Da tempo, gli Stati Uniti hanno dismesso i panni di “gendarme del mondo”, e per questo chiedono agli altri Paesi membri di incrementare i finanziamenti all’Alleanza Atlantica: non se lo possono più permettere. Sul contribuente americano grava ancora il ricordo della catastrofica guerra in Iraq, costata all’incirca mille miliardi di dollari, che è servita solo a destabilizzare quella regione del mondo, e nei cui esiti nefasti siamo ancora immersi. In questo scenario, l’unica supremazia americana risiede nelle tecnologie internet (e anche così si spiegano le genuflessioni di Google, Facebook, Amazon etc davanti a Trump) e su quello che in futuro sarà l’Intelligenza Artificiale.
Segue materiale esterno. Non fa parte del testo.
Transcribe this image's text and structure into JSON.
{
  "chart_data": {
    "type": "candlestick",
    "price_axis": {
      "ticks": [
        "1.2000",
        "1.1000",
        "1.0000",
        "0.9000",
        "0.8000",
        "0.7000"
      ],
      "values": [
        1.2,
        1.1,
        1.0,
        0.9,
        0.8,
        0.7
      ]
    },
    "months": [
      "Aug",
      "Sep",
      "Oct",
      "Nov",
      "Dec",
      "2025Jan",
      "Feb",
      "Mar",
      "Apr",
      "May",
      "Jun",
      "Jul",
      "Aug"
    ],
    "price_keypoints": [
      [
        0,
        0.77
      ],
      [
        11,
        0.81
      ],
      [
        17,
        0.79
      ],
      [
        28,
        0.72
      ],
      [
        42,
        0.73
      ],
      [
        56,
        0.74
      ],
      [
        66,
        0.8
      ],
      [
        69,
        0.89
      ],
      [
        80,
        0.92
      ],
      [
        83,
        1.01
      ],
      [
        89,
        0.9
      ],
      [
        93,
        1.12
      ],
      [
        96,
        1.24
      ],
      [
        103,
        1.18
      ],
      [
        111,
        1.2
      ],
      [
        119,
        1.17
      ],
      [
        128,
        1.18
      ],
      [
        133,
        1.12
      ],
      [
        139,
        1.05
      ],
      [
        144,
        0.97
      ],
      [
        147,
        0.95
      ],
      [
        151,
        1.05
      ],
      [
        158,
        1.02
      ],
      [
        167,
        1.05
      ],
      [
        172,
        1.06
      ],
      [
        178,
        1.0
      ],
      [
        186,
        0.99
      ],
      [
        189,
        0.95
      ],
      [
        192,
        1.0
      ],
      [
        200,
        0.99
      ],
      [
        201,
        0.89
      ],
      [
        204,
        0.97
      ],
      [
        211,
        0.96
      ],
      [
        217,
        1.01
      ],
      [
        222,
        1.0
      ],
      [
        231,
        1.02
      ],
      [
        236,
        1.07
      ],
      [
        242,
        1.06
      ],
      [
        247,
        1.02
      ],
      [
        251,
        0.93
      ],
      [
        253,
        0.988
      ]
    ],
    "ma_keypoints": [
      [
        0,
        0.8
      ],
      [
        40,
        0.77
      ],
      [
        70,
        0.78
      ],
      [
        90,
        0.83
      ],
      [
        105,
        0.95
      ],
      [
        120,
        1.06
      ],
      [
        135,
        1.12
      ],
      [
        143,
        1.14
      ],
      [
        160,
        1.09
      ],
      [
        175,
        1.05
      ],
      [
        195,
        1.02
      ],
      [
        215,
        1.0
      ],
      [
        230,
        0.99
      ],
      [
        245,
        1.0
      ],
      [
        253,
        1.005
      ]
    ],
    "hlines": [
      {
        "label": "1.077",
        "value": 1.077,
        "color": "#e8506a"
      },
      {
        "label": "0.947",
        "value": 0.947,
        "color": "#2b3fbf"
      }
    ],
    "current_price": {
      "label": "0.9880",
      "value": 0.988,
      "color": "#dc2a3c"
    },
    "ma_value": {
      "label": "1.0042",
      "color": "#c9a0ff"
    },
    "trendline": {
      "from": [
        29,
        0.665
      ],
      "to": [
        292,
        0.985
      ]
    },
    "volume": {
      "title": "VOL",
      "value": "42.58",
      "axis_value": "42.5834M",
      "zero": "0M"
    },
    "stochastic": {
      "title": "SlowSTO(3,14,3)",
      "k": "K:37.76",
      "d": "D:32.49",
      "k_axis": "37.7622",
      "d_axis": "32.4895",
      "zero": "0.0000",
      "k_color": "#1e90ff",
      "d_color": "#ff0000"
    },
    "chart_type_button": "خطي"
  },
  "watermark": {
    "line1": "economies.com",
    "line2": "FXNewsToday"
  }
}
Che però per ora non genera profitti, e nessuno sa dire quando e come sarà in grado di farlo.
Dunque, non ci sono i fondamentali economici perché gli Stati Uniti possano ambire ad altro che all’America First. Guida del mondo libero, e il loro presidente leader di quel mondo libero, si trovano adesso in una democrazia periclitante, e in un orizzonte preoccupantemente mutato: Cina, Brasile, India, e anche la Russia fatturano assieme assai più degli Stati Uniti, e giocano su scacchiere di alleanze geopolitiche diverse, ma tutte in aperta competizione quando non avversione con Washington. Che curerebbe l’America First tenendosi quantomeno stretta Bruxelles, non rinchiudendosi nelle illusioni della Trump Tower.